Liberals were too long blind to this sense of loss. Even worse, liberals erred by ridiculing this emotion, which is felt across the social spectrum. In many Central and Eastern European countries, liberals are paying bitterly at the ballot box for this mistake. Meanwhile, illiberal populists thrive on the defeatist view that follows from a total critique of the last 30 years. Wherever such politicians gain power by playing on this attitude, they proceed to use it as a smokescreen for dismantling or co-opting independent institutions, the judicial system, and public media outlets.

Populism appeals to those experiencing loss because it is reactive: Populists position themselves as the defenders of social mores or forms of community under threat from the pressures of a changing world. In Poland, the government constantly reminds voters that it protects the “traditional family”; in the United States, Donald Trump won the 2016 presidential election with the slogan “Make America Great Again”; and in the Netherlands, Thierry Baudet of the right-populist Forum for Democracy warns against the erosion of traditional Dutch values. Though these politicians are clearly invoking artificial, idealized versions of the past, they appeal to real emotions and longings. Populist politics translates the vague emotion of loss into more concrete feelings, among them an aversion to strangers, the desire to protect one’s home and family, and so forth.

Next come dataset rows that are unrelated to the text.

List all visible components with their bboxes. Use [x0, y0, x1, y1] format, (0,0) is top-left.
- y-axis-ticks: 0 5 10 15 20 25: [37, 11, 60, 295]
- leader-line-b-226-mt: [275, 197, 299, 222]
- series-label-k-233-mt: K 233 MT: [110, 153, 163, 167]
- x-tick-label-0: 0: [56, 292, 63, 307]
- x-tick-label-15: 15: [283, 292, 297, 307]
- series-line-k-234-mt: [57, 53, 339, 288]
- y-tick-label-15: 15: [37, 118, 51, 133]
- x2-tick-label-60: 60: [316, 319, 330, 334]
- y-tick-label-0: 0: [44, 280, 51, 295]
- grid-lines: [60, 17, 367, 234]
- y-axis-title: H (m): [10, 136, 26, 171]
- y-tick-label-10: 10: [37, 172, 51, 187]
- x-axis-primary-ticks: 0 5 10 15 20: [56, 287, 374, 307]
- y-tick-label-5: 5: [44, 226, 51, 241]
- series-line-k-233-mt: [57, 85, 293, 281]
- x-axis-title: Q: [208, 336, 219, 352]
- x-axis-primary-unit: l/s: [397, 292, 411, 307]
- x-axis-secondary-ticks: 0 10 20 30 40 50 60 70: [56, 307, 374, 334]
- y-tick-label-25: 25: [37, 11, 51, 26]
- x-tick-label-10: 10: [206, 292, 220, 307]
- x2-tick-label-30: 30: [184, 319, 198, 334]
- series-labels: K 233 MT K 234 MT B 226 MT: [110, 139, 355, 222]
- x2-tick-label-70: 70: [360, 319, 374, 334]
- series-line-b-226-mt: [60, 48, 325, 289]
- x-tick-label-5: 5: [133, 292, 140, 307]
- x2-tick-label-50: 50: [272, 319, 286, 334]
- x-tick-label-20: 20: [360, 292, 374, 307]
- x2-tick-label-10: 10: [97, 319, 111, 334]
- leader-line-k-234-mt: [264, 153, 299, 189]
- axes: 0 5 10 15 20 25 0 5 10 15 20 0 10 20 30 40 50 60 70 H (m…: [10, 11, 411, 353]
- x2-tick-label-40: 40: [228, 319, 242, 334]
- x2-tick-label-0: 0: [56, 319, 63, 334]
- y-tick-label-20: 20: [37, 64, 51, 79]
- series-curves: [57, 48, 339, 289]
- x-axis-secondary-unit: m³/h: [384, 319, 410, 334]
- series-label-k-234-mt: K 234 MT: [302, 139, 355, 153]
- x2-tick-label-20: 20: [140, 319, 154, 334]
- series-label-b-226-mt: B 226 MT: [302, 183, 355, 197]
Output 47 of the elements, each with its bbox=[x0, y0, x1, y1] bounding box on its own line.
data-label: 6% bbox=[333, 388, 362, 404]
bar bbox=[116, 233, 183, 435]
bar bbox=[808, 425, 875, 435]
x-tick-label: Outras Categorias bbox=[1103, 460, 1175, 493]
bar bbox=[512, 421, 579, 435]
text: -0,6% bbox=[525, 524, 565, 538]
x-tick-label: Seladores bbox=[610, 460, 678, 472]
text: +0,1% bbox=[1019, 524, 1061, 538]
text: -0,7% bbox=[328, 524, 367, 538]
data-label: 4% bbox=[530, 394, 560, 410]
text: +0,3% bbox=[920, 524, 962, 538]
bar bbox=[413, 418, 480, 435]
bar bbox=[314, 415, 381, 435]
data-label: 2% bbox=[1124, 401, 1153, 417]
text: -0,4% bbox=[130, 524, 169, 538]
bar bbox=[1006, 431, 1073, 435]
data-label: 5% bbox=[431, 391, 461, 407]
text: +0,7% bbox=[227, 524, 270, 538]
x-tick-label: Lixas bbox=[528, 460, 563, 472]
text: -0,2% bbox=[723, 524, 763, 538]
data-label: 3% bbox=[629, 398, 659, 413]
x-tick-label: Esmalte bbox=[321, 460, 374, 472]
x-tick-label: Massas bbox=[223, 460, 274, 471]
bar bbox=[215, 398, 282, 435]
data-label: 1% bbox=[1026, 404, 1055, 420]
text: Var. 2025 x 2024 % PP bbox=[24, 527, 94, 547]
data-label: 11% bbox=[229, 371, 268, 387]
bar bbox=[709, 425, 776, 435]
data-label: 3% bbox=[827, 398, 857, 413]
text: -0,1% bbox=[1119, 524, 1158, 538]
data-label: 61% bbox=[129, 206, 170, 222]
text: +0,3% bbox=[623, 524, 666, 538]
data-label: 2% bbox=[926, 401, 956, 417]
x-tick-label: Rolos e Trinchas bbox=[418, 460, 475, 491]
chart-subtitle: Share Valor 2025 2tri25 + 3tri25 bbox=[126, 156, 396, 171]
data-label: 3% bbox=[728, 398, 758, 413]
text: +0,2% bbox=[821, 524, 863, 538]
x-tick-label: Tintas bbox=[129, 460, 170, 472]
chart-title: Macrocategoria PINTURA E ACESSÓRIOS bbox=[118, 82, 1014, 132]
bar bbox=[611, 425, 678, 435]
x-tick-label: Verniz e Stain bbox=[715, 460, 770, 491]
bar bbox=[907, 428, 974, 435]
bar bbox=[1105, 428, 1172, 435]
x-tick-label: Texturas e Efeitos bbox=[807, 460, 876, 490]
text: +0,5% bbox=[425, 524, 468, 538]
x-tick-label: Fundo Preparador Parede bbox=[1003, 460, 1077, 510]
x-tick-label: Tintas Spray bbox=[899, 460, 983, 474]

Simply highlighting the shortsightedness and economic pitfalls of populism will do little to change the minds of people who find a respite in its promises. Liberals must instead have ready a rich alternative narrative about the future. There are many possible elements on which liberals might draw to put together such a vision.

One is the promise of a secure and affluent nation. Unfortunately, for many liberals the mere word nation provokes suspicion. If contemporary Poles, Hungarians, or Bulgarians feel a need for greater emphasis on the national aspect of politics, liberals should not reject this impulse. Instead, they should look within the history of these nations for examples of robust liberalism and tolerance and use them to build a liberal model that is both attentive to national history and tradition and open to membership in a common European community. Poland’s history, for instance, includes a rich tradition of multiculturalism and democracy in the 16th and 17th centuries, as well as attempts in the 18th century at Enlightenment reforms—which, though they failed because of the influence of foreign powers like Russia or Prussia, can still serve as a source of inspiration.

Understanding the feeling of loss that underlies populism’s effectiveness will enable liberals to better chart their own course. They should engage with that emotion and translate it into feelings that will offer an uplifting and positive message for communities and constituents. Liberals can begin by appealing to people’s empathy. The collective emotion of loss caused by rapid and deep societal change in post-communist countries is very similar to profound personal grief. Thus, just as empathy is a critical aid for working through personal loss, so too can it help change the rules of the game in a polarized political community. This is especially so when empathy is directed toward those who are particularly difficult for liberals to understand, such as voters who support populist parties.